The Spanish leader unveils “necessary” austerity measures to bring spending in line with revenue.

Prime Minister Mariano Rajoy of Spain announced new austerity measures on Wednesday in order to reduce his government’s shortfall by €65 billion in 2014.

Rajoy proposed a three point hike in consumption taxes and a reversal of property tax breaks that his conservative party restored in December when it replaced a socialist administration. He also announced cuts in unemployment benefits and public-sector pay as well as privatization plans for airports, harbors and rail assets.

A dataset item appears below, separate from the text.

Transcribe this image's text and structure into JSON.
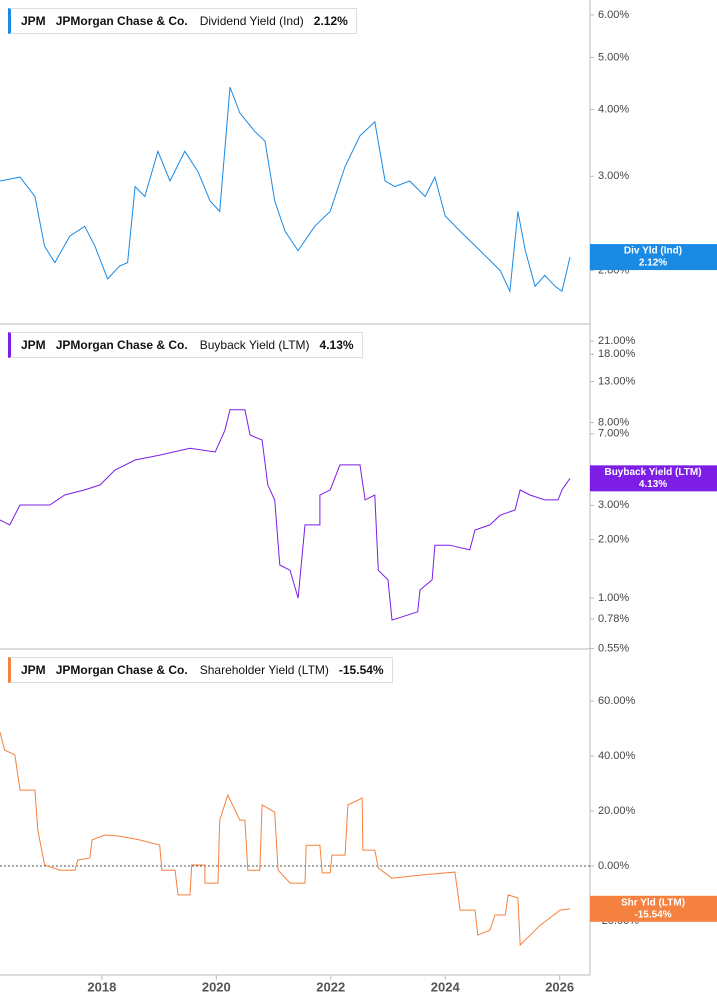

The conservative, who was interrupted several times by opposition lawmakers during his speech in parliament, admitted, “These measures are not pleasant but they are necessary. Our public spending exceeds our income by tens of billions of euros.”

In keeping one election promise, Rajoy did not touch pensions. He had also vowed no further sales tax increases however. The socialists increased the rate from 16 to 18 percent. Rajoy announced a raise to 21 percent.

Deeper public spending cuts are needed to balance Spain’s budget in the short term. The socialists previously increased consumption and income tax rates to mend the deficit but even so, the current target of 5.3 percent of gross domestic product will be difficult to achieve.

Last year, the deficit ended at 8.9 percent. Government spending was cut that year by 3.6 percent after 1 percent in cuts in 2010.

After the Spanish housing market collapsed in 2008, government spending as a share of GDP reached a record high of 46.3 percent. The ruling socialists attempted a Keynesian stimulus policy that did little to shift employment from construction or create jobs in it. More than one out of five Spanish workers is currently unemployed. Among the young, the jobless rate stands at over 50 percent.

European finance ministers on Tuesday agreed to give Spain more time, until 2014 instead of 2013, to bring the deficit down to 3 percent of GDP in accordance with the European Union fiscal treaty’s limit. They also committed €30 to support Spanish banks, the first batch of a €100 billion rescue package.